A major advantage of hybrid PET/MR systems is the radiation-free high spatial and temporal resolution of cardiac MR imaging that can be used to estimate respiratory and cardiac motion present during PET data acquisition. This information can be incorporated into algorithms to correct for the effects of motion in the PET data to reduce blurring and increase target-to-background ratios of PET hotspots. In this work, we demonstrate a method for respiratory and cardiac motion correction in patients with cardiac sarcoidosis.
A patient with proven extra-cardiac sarcoidosis and suspected cardiac involvement underwent hybrid PET/MR (Biograph mMR, Siemens) to test the feasibility of MR-based motion correction of the PET data. 18F-FDG (10 mCi) was administered. After patient set-up and initial image scouts, list-mode PET data acquisition began after 30 minutes and lasted for 60 minutes.
Motion Estimation: Respiratory motion was estimated using a free-breathing 3D golden-angle radial VIBE sequence (based on Siemens WIP-793, [2]). A whole-body coronal slab with 3x3x3mm-resolution and 1600 spokes was acquired over 6-7min. The amplitude of the center of k-space was extracted from the raw data and plotted over time. This quantity was taken to reflect the volume of liver in the field of view and subsequently to provide an estimate of the respiratory phase during the acquisition. Spokes were then divided into 4 respiratory frames based on signal amplitude and reconstructed in Matlab using NUFFT algorithms [3]. Motion vector fields (MVFs) between respiratory frames were then estimated using freely-available non-rigid registration algorithms [4].
Cardiac motion was estimated separately using a similar acquisition but with higher resolution of 1.4x1.4x1.4mm and a coronal slab just covering the heart.

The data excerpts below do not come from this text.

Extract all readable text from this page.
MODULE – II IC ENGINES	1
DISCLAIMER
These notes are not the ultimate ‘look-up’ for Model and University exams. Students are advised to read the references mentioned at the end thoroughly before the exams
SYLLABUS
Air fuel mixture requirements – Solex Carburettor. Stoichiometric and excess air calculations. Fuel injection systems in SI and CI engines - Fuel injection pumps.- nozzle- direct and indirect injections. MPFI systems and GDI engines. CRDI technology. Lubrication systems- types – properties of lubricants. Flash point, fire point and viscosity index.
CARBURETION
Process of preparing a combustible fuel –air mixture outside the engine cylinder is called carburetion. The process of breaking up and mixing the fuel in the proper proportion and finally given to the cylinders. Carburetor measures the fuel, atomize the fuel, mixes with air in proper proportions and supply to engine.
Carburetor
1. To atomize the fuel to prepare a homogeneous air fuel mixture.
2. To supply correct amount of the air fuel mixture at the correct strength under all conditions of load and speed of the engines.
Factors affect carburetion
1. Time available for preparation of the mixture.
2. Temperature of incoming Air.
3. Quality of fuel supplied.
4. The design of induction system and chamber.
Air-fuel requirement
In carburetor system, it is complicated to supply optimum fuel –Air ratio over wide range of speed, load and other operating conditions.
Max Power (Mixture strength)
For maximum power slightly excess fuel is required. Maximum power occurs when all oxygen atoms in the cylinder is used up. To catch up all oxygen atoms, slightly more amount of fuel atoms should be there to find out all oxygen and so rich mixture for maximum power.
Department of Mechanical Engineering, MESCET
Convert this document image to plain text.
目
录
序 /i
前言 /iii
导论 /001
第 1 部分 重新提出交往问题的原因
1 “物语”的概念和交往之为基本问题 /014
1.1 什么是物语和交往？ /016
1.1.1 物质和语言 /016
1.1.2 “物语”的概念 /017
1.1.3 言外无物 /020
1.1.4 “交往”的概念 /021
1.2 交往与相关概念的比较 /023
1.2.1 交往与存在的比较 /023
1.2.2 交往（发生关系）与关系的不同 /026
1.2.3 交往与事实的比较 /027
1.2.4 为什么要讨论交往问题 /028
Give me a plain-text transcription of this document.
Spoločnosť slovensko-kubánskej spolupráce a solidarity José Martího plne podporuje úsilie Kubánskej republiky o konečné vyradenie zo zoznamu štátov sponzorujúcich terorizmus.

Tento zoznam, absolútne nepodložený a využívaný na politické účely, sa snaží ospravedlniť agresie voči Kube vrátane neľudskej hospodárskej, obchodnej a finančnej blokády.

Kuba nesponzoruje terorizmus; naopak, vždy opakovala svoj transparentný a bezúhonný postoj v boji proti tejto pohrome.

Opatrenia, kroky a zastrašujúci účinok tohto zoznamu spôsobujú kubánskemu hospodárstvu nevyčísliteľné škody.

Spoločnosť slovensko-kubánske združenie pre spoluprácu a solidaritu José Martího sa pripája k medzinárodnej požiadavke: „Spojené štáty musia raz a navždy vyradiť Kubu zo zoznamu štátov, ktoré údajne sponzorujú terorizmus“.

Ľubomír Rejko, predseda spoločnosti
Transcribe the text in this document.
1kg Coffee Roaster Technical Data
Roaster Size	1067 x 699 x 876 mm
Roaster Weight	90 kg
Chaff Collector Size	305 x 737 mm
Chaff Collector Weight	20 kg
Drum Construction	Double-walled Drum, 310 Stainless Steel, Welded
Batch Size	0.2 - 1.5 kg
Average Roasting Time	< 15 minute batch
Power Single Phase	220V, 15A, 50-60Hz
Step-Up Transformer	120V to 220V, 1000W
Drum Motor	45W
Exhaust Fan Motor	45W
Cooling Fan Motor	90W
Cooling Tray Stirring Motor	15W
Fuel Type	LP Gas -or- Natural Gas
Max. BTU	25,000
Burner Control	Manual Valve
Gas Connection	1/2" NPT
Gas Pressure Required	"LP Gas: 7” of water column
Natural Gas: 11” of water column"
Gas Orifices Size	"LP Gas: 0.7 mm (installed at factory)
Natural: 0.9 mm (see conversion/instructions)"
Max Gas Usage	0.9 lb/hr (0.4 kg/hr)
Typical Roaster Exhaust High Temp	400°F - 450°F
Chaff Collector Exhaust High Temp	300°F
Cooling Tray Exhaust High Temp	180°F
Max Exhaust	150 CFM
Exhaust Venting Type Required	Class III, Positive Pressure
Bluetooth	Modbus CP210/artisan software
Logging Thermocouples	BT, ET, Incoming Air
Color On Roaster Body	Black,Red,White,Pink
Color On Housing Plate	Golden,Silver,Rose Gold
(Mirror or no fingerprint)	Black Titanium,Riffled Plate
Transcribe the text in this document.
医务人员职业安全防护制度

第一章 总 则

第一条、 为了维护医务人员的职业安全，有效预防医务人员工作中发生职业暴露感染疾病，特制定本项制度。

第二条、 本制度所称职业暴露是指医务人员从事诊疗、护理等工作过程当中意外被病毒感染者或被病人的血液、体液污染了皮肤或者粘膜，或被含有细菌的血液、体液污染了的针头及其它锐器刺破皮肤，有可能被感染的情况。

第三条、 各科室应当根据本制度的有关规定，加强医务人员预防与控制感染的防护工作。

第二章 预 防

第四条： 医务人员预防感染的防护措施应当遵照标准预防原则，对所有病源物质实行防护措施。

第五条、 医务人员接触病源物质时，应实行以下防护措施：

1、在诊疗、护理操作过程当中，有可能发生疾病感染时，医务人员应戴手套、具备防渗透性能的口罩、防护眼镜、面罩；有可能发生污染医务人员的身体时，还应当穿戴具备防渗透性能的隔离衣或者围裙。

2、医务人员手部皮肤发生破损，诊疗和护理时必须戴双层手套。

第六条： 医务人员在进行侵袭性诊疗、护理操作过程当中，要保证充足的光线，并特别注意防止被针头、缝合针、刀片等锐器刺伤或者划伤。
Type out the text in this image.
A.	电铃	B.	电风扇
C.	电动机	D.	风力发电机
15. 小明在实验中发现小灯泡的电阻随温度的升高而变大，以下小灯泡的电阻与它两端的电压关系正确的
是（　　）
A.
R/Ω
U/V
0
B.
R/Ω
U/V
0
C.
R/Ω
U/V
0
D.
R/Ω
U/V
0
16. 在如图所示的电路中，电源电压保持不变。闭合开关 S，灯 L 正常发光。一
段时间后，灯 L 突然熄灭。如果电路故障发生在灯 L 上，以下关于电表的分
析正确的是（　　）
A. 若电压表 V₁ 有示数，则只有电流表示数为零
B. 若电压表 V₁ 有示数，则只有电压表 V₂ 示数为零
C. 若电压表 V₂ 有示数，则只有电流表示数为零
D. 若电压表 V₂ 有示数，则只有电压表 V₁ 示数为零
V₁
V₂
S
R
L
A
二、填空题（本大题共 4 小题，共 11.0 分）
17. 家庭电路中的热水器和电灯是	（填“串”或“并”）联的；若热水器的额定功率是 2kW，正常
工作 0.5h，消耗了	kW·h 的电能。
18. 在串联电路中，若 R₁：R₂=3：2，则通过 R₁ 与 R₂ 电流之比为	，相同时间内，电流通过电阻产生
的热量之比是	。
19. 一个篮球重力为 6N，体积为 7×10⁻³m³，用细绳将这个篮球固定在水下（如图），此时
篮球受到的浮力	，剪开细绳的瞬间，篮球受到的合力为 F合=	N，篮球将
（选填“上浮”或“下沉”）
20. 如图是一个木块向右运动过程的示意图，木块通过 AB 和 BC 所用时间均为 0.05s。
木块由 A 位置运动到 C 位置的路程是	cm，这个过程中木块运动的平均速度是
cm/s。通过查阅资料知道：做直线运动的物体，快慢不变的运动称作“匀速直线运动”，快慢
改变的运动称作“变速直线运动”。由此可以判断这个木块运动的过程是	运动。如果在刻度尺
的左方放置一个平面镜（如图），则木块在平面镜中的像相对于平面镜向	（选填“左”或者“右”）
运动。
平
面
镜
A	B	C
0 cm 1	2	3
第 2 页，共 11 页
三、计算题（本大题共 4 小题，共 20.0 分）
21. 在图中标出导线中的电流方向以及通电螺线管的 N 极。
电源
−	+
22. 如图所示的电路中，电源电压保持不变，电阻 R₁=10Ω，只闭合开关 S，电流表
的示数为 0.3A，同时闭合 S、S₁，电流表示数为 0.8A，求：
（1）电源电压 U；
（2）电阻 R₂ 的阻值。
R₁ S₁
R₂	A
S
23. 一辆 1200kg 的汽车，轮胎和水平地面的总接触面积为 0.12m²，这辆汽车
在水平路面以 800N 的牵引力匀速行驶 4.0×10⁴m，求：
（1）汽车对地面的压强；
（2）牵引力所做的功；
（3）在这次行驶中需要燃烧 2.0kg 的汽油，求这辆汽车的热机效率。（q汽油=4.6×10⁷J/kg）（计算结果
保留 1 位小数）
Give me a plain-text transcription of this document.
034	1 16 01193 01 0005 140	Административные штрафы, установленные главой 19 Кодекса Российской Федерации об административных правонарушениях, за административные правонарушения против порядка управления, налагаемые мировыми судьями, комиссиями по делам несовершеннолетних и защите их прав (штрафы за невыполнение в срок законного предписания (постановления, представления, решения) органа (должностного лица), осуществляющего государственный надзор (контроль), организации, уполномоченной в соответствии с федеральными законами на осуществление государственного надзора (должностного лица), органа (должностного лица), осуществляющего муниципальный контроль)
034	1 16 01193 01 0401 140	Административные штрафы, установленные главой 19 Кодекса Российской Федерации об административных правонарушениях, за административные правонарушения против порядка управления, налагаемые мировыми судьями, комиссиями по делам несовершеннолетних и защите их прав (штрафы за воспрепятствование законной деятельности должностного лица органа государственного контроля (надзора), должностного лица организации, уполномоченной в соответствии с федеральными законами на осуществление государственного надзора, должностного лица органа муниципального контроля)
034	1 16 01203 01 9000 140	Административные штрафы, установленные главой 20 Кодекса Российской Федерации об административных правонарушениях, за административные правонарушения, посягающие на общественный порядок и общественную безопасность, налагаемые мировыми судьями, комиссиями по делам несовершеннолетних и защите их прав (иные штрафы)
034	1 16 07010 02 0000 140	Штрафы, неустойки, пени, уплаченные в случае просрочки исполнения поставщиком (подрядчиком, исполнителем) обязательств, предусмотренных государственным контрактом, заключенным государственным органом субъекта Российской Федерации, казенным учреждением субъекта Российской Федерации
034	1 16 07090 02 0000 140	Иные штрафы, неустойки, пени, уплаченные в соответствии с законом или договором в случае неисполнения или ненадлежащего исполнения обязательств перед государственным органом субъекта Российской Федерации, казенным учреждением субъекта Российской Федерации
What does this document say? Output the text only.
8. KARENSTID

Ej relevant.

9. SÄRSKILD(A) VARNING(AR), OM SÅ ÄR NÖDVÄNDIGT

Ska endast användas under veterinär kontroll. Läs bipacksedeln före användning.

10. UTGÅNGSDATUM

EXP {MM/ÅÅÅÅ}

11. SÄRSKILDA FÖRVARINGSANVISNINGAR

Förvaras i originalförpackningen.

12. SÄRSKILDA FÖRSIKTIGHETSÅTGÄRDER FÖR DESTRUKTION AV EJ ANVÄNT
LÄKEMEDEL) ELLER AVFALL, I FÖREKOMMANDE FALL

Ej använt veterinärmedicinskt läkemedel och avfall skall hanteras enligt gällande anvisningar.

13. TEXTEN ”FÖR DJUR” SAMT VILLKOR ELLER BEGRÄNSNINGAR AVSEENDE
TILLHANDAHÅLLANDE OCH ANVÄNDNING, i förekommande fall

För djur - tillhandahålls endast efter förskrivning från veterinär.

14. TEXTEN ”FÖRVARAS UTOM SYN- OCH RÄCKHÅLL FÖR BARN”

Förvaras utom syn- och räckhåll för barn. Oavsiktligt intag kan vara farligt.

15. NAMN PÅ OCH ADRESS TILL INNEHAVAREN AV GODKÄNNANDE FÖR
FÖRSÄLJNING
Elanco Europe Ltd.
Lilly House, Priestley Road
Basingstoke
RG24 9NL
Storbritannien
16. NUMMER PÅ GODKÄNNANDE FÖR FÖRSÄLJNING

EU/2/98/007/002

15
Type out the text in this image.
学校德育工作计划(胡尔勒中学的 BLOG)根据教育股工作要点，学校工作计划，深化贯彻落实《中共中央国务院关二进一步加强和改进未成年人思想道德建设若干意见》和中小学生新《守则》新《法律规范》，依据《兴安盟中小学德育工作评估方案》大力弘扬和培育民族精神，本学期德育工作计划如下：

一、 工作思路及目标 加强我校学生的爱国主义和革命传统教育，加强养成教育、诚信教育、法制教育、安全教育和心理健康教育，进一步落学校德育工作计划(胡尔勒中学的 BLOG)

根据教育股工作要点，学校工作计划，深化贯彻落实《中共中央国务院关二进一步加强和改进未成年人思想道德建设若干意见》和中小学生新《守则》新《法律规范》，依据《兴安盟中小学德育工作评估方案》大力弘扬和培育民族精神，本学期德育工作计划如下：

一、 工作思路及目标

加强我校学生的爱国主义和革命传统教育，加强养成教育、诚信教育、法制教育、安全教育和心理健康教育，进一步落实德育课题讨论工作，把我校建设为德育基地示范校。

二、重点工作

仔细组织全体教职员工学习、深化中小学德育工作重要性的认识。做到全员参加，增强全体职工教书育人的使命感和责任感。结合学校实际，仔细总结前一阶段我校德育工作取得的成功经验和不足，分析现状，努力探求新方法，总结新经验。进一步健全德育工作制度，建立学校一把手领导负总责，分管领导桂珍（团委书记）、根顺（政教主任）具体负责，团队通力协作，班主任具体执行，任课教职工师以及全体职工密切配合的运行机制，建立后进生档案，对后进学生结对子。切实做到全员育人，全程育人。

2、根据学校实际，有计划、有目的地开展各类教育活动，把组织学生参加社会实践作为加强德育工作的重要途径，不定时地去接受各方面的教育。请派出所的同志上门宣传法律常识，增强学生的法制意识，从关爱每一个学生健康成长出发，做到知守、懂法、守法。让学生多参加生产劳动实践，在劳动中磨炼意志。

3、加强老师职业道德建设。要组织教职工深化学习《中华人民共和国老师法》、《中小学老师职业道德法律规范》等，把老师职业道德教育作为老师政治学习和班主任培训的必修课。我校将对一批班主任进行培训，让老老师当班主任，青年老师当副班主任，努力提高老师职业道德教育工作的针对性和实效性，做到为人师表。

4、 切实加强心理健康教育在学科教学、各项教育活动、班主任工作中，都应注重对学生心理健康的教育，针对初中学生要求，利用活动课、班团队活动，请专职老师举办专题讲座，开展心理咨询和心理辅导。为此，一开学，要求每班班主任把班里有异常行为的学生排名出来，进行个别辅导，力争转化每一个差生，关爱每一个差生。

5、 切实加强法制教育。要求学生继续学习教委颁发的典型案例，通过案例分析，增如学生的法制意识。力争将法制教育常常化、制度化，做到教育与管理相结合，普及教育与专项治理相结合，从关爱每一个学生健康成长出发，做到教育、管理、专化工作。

In addition, imaging proceeded during infusion of 0.2mmol/kg gadolinium-based contrast agent (Multihance, Bracco) to provide contrast between the blood-pool, coronary vessels and myocardium. Respiratory phase was estimated in the same manner before finding the actual head-to-foot displacement from the images. k-Space data for each respiratory phase were phase-shifted to correct for the head-to-foot displacement. Corrected k-space data were then sorted into 3 cardiac frames based on recorded ECG trigger timing (0-300, 300-600, 600-inf ms after trigger) before offline reconstruction. MVFs between cardiac frames were then estimated.
Motion-Phase Monitoring: To employ PET data acquired during the entire 60 minutes, respiratory phase was estimated from the variation of total PET counts over time, similarly to the method used for MR data. ECG trigger times were then used to double-sort all PET data into a matrix of 4 respiratory and 3 cardiac frames.
Motion Corrected PET Reconstruction: Motion correction of PET data employed the reconstruct-transform-average (RTA) approach. Double-gated list-mode PET data were reconstructed offline (e7tools, Siemens) using an iterative algorithm (OP-OSEM, 3 iterations, 21 subsets). Attenuation correction maps [5] of the body were transformed using the estimated respiratory MVFs. Finally, RTA was performed in two steps. All cardiac frames were transformed to the end expiration position using corresponding MVFs. Then each respiratory-motion-corrected cardiac frame was transformed to the diastolic position using the cardiac MVFs before averaging all frames. A flow diagram of the steps involved is given in Fig. 1.
Image analysis: Non-motion corrected (non-MC), and double respiratory and cardiac motion corrected (MC) 18F-FDG-PET images were evaluated qualitatively for image blurring and overall quality and by finding target-to-background ratio (TBR) in cardiac hotspots identified and compared to non-corrected images (blood in the left atrium was used to estimate background).